Bu tür bir genel ifadeyi ben kullanmam. Zorunlu yabancı dil meselesinde, ihtiyaçları dikkate alarak gözetilen yaklaşım başka bir şey, kalkacak ya da kalkmayacak biçimde sıfır-bir yaklaşımı başka bir şey. Burada anlatılmak istenen şey; bir hazırlık sınıfı olan bir okul varsa oradaki yaklaşımımız değişik. Meslek liselerinde yabancı dille ilgili yaklaşımımız değişik. Bazen 4 sene verebiliriz, bazen 1 sene verebiliriz. Yani bu kalkacak ya da kalkmayacak şekilde değil de hangi çocukların neye ihtiyacı var bunu saptamak önemli. Bunu saptarken neye göre saptayacağız? Şu anda model çalışmalarımız, denemelerimiz var. Ve bunu aceleye getirip sadece müfredatı değiştirerek İngilizce öğretemeyeceğimizi biliyoruz. Bunun yanı sıra öğretmen eğitimi, araç-gereç yönetimi çok önemli. İngilizce öğrenmeyi etkileyen birçok faktör var. Bunu bir ekosistem gibi düşünün. Bu ekosistemin paydaşlarını ve unsurlarını eğer birlikte dönüştürebilirsek bir yol alacağız ve bu yolu alacağımızdan da eminim. Bizim yaptığımız pilot çalışmalar şunu gösteriyor. Eğer bir gruba, okula özgü çalışmalar söz konusuysa o zaman orada yapılan uygulamaların kişiselleşmesi ya da gruba dönük olması mümkün olabiliyor ve verim artmaya başlıyor. Ama biz şunu yaparsak; herkes ilkokul 2’nci sınıfta 2 saat alır. Sonra bir hafta bekler, 2 saat daha alır. Bir hafta daha bekler, 2 saat daha alır. Peki, o hafta içinde o 2 saat ne olur? Unutulur. Dolayısı ile ortalama 1000 saat aldığımız eğitimin bir işe yaramamasının bu 1000 saati yönetmekle ilgili olduğu da fikrini akla getirir. Bundan dolayı biz optimizasyondan söz ediyoruz.

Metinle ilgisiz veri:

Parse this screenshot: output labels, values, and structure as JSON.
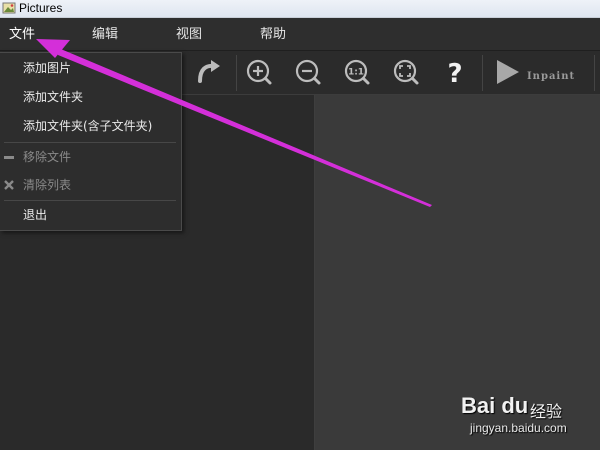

Yeni Aziz Sancar’lar yetiştirmek için neler yapmalı? Şimdi de eğitim eşit ve ulaşılır mı?
Şimdi aslında daha eşit ve daha ulaşılır. Çünkü o döneme baktığımızda bir mukayese problemi de var. Mukayeseden kastım şu; mesela rahmetli Hasan Ali Yücel döneminde Türkiye’de 60-70 civarında lise var. Bugün 10 binin üzerinde okulumuz var. Bütün Türkiye’de 10 binin altında öğrenci var. Binin altında 800 küsur öğretmen var. Ve çocuklar kaymağın kaymağı çocuklar yani zihinsel beceri açısından. Hocalar Bedri Rahmi Eyüboğlu, Nurettin Topçu, Enver Behnan Şapolyo, Halide Edip Adıvar vs. Öğretmenler bu tür insanlar. Ve taş binalarda liselerimiz var. Ve çok özel bir durum var. Şimdi o günkü gençlere, lise okuyamayanlara baktığımızda okuma-yazma oranında bile bir problem var lise çağındaki çocuklarda. Bugünün Türkiye’sini bu denli küçümsememek lazım. Bugün eğitimde her şey kötü demek çok yanlış ve biz çok mesafe aldık. Böyle baktığımızda elbette yetiştiririz. Sadece bu sınav sistemi bizim çocuklarımızın enerjisini olmaması gereken yöne akıtıyor. Ve çocuklar anlam üzerinden değil de işlem üzerinden bir eğitim görüyorlar. Bunun önüne geçilebilir mi? Tabii ki geçilebilir. Nasıl geçilebilir? Okullarımız arasında imkân ve öğrenme bakımından çok fark var. Biz bu farkları azaltabiliriz ama bu bir zaman istiyor. Eğer okullar arasında fark azalırsa çocuk, ‘İlla ben şu okula gitmek istiyorum.’ demekten vaz geçip, okulların birbirine yakın olduğu bir Türkiye’de sınav baskısını az hisseder. Ve sonuçta da bilimin çok daha öne çıktığı güzel bir Türkiye ile karşılaşırız.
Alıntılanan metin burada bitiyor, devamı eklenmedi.